Londra'nın kalbi, Cuma akşamına, insanlık dramına dönüşen Gazze'ye destek için atan binlerce yüreğe ev sahipliği yaptı. Öyle bir kalabalıktı ki, sokaklar adeta bir insan nehrine dönüşmüştü. Herkes aynı acıyı hissediyor, aynı öfkeyi haykırıyordu: 'Dur!'
Polis, barikatları aşan ve trafiği tamamen felç eden gruba müdahale etmekte gecikmedi. İşte o anlar... Gerginlik bir anda tırmandı. Kimi protestocularla güvenlik güçleri arasında itişmeler baş gösterdi. Bir anda her yer polis sireni sesleriyle yankılandı. Gözaltına alınanların sayısının 30'u aştığı söyleniyor. Öyle ya da böyle, Londra bu gece dünyanın dört bir yanındaki vicdanların sesine tanıklık etti.

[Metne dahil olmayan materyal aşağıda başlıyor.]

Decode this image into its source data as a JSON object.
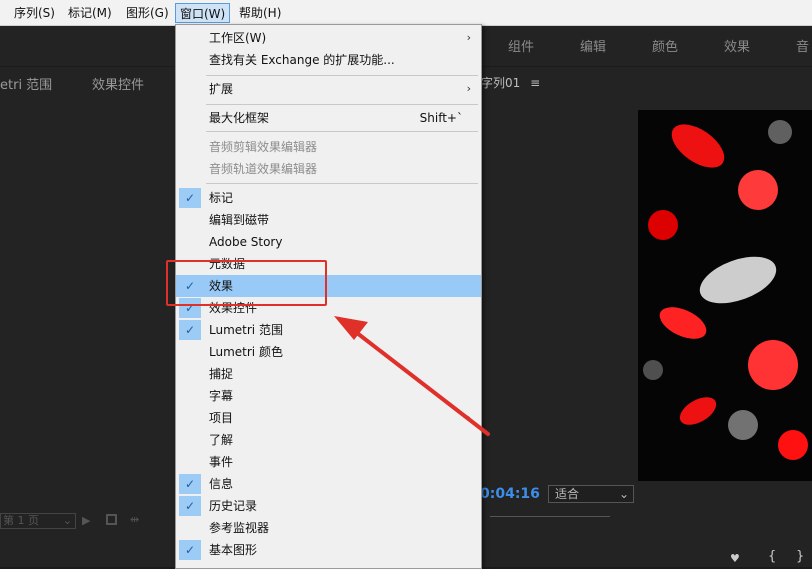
{
  "menubar": {
    "items": [
      "序列(S)",
      "标记(M)",
      "图形(G)",
      "窗口(W)",
      "帮助(H)"
    ],
    "active": "窗口(W)"
  },
  "workspace_tabs": [
    "组件",
    "编辑",
    "颜色",
    "效果",
    "音"
  ],
  "left_panel": {
    "tabs": [
      "etri 范围",
      "效果控件"
    ],
    "page_select": "第 1 页"
  },
  "program_monitor": {
    "tab": "字列01",
    "timecode": "0:04:16",
    "fit": "适合"
  },
  "window_menu": {
    "items": [
      {
        "label": "工作区(W)",
        "submenu": true,
        "checked": false
      },
      {
        "label": "查找有关 Exchange 的扩展功能...",
        "checked": false
      },
      {
        "label": "扩展",
        "submenu": true,
        "checked": false
      },
      {
        "label": "最大化框架",
        "shortcut": "Shift+`",
        "checked": false
      },
      {
        "label": "音频剪辑效果编辑器",
        "disabled": true,
        "checked": false
      },
      {
        "label": "音频轨道效果编辑器",
        "disabled": true,
        "checked": false
      },
      {
        "label": "标记",
        "checked": true
      },
      {
        "label": "编辑到磁带",
        "checked": false
      },
      {
        "label": "Adobe Story",
        "checked": false
      },
      {
        "label": "元数据",
        "checked": false
      },
      {
        "label": "效果",
        "checked": true,
        "highlighted": true
      },
      {
        "label": "效果控件",
        "checked": true
      },
      {
        "label": "Lumetri 范围",
        "checked": true
      },
      {
        "label": "Lumetri 颜色",
        "checked": false
      },
      {
        "label": "捕捉",
        "checked": false
      },
      {
        "label": "字幕",
        "checked": false
      },
      {
        "label": "项目",
        "checked": false,
        "submenu": true
      },
      {
        "label": "了解",
        "checked": false
      },
      {
        "label": "事件",
        "checked": false
      },
      {
        "label": "信息",
        "checked": true
      },
      {
        "label": "历史记录",
        "checked": true
      },
      {
        "label": "参考监视器",
        "checked": false
      },
      {
        "label": "基本图形",
        "checked": true
      }
    ]
  },
  "annotation": {
    "color": "#e0302a"
  }
}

Protestocuların çoğu, İsrail'in son dönemdeki askeri hamlelerini 'orantısız güç' olarak nitelendiriyor ve acilen ateşkes talep ediyordu. Pankartlarda 'Gazze'yi Yok Etme', 'Çocukları Öldürme' ve 'İnsanlık İçin Dur' gibi çarpıcı ifadeler dikkat çekti. Kalabalık, zaman zaman 'Free Palestine' sloganları atarak yürüyüşünü sürdürdü.
Metropolitan Polisi, yaptığı yazılı açıklamada, 'izinsiz ve trafiği engelleyen toplanmalara müsaade edemeyeceklerini' belirterek, olaylara müdahale eden ekiplerin gözaltı işlemlerini gerçekleştirdiğini duyurdu. Ancak aktivistler, polisin orantısız güç kullandığını iddia ediyor. Sosyal medyaya düşen görüntüler de bu iddiaları güçlendirir nitelikte. Kim bilir, belki de bu görüntüler yarın çok daha büyük tartışmaların fitilini ateşleyecek.
Bu, Londra'da son haftalarda düzenlenen bir dizi protestonun en büyüklerinden ve en hareketlilerinden biri olarak kayıtlara geçti. Dünya, artık bu küresel tepkinin nereye varacağını konuşuyor. Birleşik Krallık'taki Müslüman nüfus ve insan hakları grupları, hükümeti daha sert bir diplomasi izlemeye çağırıyor. Bakalım bu çağrılar, Westminster'de yankı bulacak mı?